Tous les sports DOSSIER : Jeux paralympiques de Rio 2016

JO paralympiques : et le handisport en Franche-Comté ça donne quoi ?

Par Anne Pinczon du Sel, France Bleu Besançon mardi 6 septembre 2016 à 19:34

Julien Casoli, l'athlète franc-comtois,  s'entraîne à Vesoul tout près de chez lui
Julien Casoli, l'athlète franc-comtois, s'entraîne à Vesoul tout près de chez lui © Radio France - Olivia Chandioux

Les Jeux paralympiques de Rio démarrent ce mercredi. 11 jours de compétition, 4000 athlètes et 23 disciplines différentes. Des JO en décalé qui seront suivis de près par les 600 licenciés qui font du handisport en Franche-Comté

La star franc-comtoise des Jeux paralympiques de Rio, c'est l'athlète Julien Casoli. Il s'entraîne à Vesoul, il a remporté la médaille de bronze à Londres en 2012 sur le 5000m. Cette année, il disputera le 800m, le 1500m, le 5000m, le relais 4x400m et le marathon. Rien que ça.

Il a choisi de rester chez lui, en Franche-Comté pour s'entraîner : "j'ai des potes pour qui Paris c'est magique en termes d'infrastructures, mais moi j'ai une piste à moi tout seul à Vesoul pour m'entrainer, j'ai des entraîneurs dans le coin, je suis à 5 minutes de chez moi en voiture, je ne vois pas pourquoi j'irais m'imposer des contraintes alors qu'ici j'ai de super conditions."

Mais ces conditions, est ce qu'elles sont aussi parfaites quand on n'est pas une star olympique ? En 10 ans en tout cas, il y a eu une nette amélioration. Il y a aujourd'hui 40 clubs qui proposent du sport adapté, ça représente 25 disciplines différentes et 600 licenciés. Et c'est 10 fois plus qu'il y a 10 ans.

Martial Billod-Laillet le président de la section basket-fauteuil de l'ASCC de Brégille à Besançon a commencé le basket il y a 22 ans "parce qu'à l'époque, quand je me suis retrouvé en fauteuil, il n'y avait quasiment que ça" .

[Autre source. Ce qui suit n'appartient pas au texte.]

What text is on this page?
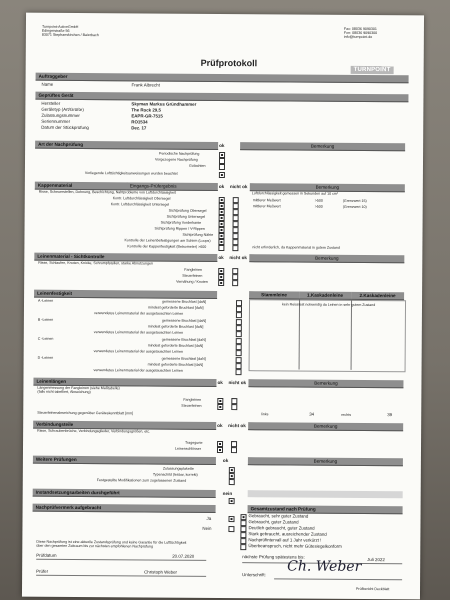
Turnpoint-ActiveGmbH
Edingerstraße 56
83071 Stephanskirchen / Baierbach
Fax: 08036 9090301
Fon: 08036 9090300
info@turnpoint.de
Prüfprotokoll
TURNPOINT
Auftraggeber
Name	Frank Albrecht
Geprüftes Gerät
Hersteller	Skyman Markus Gründhammer
Geräletyp (Art/Größe)	The Rock 29,5
Zulassungsnummer	EAPR-GR-7515
Seriennummer	RO1534
Datum der Stückprüfung	Dez. 17
Art der Nachprüfung	ok	Bemerkung
Periodische Nachprüfung
Vorgezogene Nachprüfung
Gutachten
Vorliegende Lufttüchtigkeitsanweisungen wurden beachtet
Kappenmaterial	Eingangs-Prüfergebnis	ok nicht ok	Bemerkung
Risse, Scheuerstellen, Dehnung, Beschichtung, Nahtprobleme von Luftdurchlässigkeit	Luftdurchlässigkeit gemessen in Sekunden auf 10 cm²
Kontr. Luftdurchlässigkeit Obersegel
Kontr. Luftdurchlässigkeit Untersegel
Sichtprüfung Obersegel
Sichtprüfung Untersegel
Sichtprüfung Vorderkante
Sichtprüfung Rippen / V-Rippen
Sichtprüfung Nähte
Kontrolle der Leinenbefestigungen am Schirm (Loops)
Kontrolle der Kappenfestigkeit (Betsometer) >600
mittlerer Meßwert	>500	(Grenzwert 15)
mittlerer Meßwert	>500	(Grenzwert 10)
nicht erforderlich, da Kappenmaterial in gutem Zustand
Leinenmaterial - Sichtkontrolle	ok nicht ok	Bemerkung
Risse, Schlaufen, Knoten, Knicke, Schrumpfstellen, starke Abnutzungen
Fangleinen
Steuerleinen
Vernähung / Knoten
Leinenfestigkeit	Stammleine	1.Kaskadenleine	2.Kaskadenleine
kein Reisstest notwendig da Leinen in sehr gutem Zustand
A -Leinen	gemessene Bruchlast [daN]
mindest geforderte Bruchlast [daN]
verwendetes Leinenmaterial der ausgetauschten Leinen
B -Leinen	gemessene Bruchlast [daN]
mindest geforderte Bruchlast [daN]
verwendetes Leinenmaterial der ausgetauschten Leinen
C -Leinen	gemessene Bruchlast [daN]
mindest geforderte Bruchlast [daN]
verwendetes Leinenmaterial der ausgetauschten Leinen
D -Leinen	gemessene Bruchlast [daN]
mindest geforderte Bruchlast [daN]
verwendetes Leinenmaterial der ausgetauschten Leinen
Leinenlängen	ok nicht ok	Bemerkung
Längenmessung der Fangleinen (siehe Maßtabelle)
(falls nicht tabelliert, Abweichung)
Fangleinen
Steuerleinen
Steuerleinenabweichung gegenüber Geräteskenntblatt [mm]	links	34	rechts	39
Verbindungsteile	ok nicht ok	Bemerkung
Risse, Schraubenbrüche, Verbindungsglieder, Verbindungsgrößen, etc.
Tragegurte
Leinenschlösser
Weitere Prüfungen	ok	Bemerkung
Zulassungsplakette
Typenschild (lesbar, korrekt)
Festgestellte Modifikationen zum zugelassenen Zustand
Instandsetzungsarbeiten durchgeführt	nein
Nachprüfvermerk aufgebracht
Ja
Nein
Diese Nachprüfung ist eine aktuelle Zustandsprüfung und keine Garantie für die Lufttüchtigkeit
über den gesamten Zeitraum bis zur nächsten empfohlenen Nachprüfung
Gesamtzustand nach Prüfung
Gebraucht, sehr guter Zustand
Gebraucht, guter Zustand
Deutlich gebraucht, guter Zustand
Stark gebraucht, ausreichender Zustand
Nachprüfintervall auf 1 Jahr verkürzt !
Überbeanspruch, nicht mehr Gütesiegelkonform
Prüfdatum	20.07.2020	nächste Prüfung spätestens bis:	Juli 2022
Prüfer	Christoph Weber
Unterschrift: Ch. Weber
Prüfbericht Deckblatt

Je ne peux pas en vouloir aux gens, moi-même quand j'avais 20 ans je ne connaissais pas le handisport

Mais ça pourrait être encore mieux. Le comité régional handisport n'a pas des moyens énormes. Dans chaque club, il y a des gens qui s'impliquent au quotidien pour trouver des sponsors, organiser des compétitions, gérer la logistique des déplacements et parfois trouver des joueurs pour remplumer les équipes. Des joueurs, des entraîneurs, des présidents de clubs, qui regrettent que leurs sports ne soient pas assez médiatisés.

Pour ces Jeux paralympiques, France Télévisions a décidé de faire un effort. 100 heures de direct sur France 4 pour suivre les exploits des Bleus. Mais comparé aux 2 400 heures de direct proposées pendant les JO valides c'est peu. "On a l'habitude, explique, résigné, Martial Billod-Laillet, même au niveau local, vous n'entendez jamais parler de basket-fauteuil. Il y a des supporters, mais ce sont nos proches. C'est comme ça, je peux pas en vouloir aux gens, moi non plus quand j'avais 20 ans je ne m'intéressais pas au handisport."

Antonio Serra, le président d'Hand Ensemble Besançon estime quant à lui que si le hand-fauteuil devient une discipline olympique, ça pourrait un peu changer la donne : "ça obligerait nos fédérations à organiser des vraies compétitions, on aurait de meilleurs athlètes, on pourrait attirer plus de sponsors."